NASA Selects Three Companies to Design New Lunar Landing Craft
WASHINGTON – NASA awarded contracts to three companies on Thursday to design and develop human landing systems, one of which will land the first woman and next man on the surface of the Moon by 2024 as part of the agency’s Artemis program.
The contracts were awarded to Blue Origin, a Kent, Washington-based company owned by Jeff Bezos, Dynetics, of Huntsville, Alabama, and SpaceX, a Hawthorne, California-based company founded by Elon Musk.
The total combined value for all awarded contracts is $967 million for a 10-month base period.
“This is the first time since the Apollo era that NASA has direct funding for a human landing system,” said NASA Administrator Jim Bridenstine in a written statement.
The three companies have until February 2021 to refine their concepts. NASA will evaluate which of the contractors will perform initial demonstration missions, and then later select firms for developing sustainable lander systems and sustainable demonstration missions.
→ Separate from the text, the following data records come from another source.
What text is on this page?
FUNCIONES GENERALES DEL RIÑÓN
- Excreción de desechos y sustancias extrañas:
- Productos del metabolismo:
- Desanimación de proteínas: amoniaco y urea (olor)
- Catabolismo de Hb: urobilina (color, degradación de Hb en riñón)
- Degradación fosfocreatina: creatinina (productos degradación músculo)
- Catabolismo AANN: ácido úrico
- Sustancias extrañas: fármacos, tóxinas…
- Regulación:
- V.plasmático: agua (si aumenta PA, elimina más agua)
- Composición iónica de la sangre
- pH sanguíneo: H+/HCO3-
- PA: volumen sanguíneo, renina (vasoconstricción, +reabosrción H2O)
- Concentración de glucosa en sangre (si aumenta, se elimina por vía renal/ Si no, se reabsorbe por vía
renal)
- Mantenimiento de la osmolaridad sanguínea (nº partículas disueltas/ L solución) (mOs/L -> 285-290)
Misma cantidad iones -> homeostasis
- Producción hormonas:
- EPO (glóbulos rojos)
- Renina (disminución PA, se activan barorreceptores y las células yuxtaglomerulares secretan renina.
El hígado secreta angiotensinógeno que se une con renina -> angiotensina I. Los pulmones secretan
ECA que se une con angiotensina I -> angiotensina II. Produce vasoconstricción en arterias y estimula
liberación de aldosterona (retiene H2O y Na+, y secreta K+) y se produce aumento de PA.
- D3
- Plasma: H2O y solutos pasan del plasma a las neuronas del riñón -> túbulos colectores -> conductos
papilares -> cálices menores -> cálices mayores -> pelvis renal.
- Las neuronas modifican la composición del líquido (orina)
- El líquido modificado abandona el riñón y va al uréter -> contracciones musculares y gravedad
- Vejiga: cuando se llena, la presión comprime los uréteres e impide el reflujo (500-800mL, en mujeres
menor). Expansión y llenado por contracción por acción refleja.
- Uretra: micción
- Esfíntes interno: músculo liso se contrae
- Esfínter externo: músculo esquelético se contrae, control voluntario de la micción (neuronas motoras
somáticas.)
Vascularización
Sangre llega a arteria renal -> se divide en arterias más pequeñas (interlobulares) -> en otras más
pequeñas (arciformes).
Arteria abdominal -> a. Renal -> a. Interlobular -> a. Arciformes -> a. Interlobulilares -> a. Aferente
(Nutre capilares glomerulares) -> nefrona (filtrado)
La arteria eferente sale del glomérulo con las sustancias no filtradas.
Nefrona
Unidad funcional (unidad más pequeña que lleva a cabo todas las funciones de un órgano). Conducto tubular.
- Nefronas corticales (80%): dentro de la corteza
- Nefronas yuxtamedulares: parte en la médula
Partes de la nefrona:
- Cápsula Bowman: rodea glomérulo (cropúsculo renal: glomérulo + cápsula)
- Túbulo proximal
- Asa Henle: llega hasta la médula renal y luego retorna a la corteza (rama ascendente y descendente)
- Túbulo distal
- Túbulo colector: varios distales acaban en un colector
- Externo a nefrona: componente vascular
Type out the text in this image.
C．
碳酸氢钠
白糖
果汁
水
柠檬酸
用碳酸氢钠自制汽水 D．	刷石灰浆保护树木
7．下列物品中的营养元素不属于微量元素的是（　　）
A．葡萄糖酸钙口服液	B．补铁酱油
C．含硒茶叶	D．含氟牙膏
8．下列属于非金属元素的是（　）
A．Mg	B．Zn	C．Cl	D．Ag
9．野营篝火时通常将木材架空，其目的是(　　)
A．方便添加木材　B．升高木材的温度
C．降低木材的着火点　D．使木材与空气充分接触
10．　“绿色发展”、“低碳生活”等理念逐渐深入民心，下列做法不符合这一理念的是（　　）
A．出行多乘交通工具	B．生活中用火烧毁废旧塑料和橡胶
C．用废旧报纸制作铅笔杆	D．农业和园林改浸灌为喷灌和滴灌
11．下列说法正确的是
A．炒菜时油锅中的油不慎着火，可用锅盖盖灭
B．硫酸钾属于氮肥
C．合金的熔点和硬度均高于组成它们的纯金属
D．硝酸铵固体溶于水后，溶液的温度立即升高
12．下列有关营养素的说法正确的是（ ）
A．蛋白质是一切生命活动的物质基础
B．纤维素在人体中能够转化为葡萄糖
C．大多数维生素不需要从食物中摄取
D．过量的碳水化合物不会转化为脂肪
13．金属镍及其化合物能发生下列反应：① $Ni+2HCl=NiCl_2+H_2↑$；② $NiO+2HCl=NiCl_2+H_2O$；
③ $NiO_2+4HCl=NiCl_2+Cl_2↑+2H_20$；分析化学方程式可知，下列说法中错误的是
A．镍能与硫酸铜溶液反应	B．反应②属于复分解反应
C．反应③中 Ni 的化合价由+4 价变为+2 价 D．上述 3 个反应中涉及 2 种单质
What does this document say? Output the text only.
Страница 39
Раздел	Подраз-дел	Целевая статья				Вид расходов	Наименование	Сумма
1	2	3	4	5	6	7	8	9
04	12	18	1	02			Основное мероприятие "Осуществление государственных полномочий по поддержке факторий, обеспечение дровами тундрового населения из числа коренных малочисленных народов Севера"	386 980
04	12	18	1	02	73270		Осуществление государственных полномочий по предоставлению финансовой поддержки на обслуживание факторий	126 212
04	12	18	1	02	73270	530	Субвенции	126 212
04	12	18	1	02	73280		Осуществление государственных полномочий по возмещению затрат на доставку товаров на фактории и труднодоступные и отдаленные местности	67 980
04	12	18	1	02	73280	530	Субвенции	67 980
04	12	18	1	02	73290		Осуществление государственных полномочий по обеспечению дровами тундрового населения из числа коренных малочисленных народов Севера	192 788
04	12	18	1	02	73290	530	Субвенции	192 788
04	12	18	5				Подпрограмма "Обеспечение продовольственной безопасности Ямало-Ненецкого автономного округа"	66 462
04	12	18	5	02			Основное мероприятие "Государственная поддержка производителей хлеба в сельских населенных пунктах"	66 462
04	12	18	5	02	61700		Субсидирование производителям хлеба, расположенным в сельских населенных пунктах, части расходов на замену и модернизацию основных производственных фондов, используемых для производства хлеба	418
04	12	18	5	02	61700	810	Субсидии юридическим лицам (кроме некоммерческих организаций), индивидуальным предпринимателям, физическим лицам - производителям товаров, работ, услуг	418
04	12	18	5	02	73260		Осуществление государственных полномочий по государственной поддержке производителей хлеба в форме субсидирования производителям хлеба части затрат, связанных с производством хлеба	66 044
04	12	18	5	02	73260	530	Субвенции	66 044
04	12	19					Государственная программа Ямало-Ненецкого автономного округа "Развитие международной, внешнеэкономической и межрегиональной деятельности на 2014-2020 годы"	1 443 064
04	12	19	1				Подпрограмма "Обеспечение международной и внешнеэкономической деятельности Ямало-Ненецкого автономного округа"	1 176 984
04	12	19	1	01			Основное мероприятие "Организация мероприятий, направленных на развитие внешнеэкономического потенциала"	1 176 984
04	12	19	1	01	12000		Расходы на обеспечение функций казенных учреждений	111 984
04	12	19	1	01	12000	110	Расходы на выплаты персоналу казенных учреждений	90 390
“I am confident in NASA’s partnership with these companies to help achieve the Artemis mission and develop the human landing system returning us to the Moon,” said Lisa Watson-Morgan, HLS program manager at NASA’s Marshall Space Flight Center in Huntsville, Alabama. “We have a history of proven lunar technical expertise and capabilities at Marshall and across NASA that will pave the way for our efforts to quickly and safely land humans on the Moon in 2024.”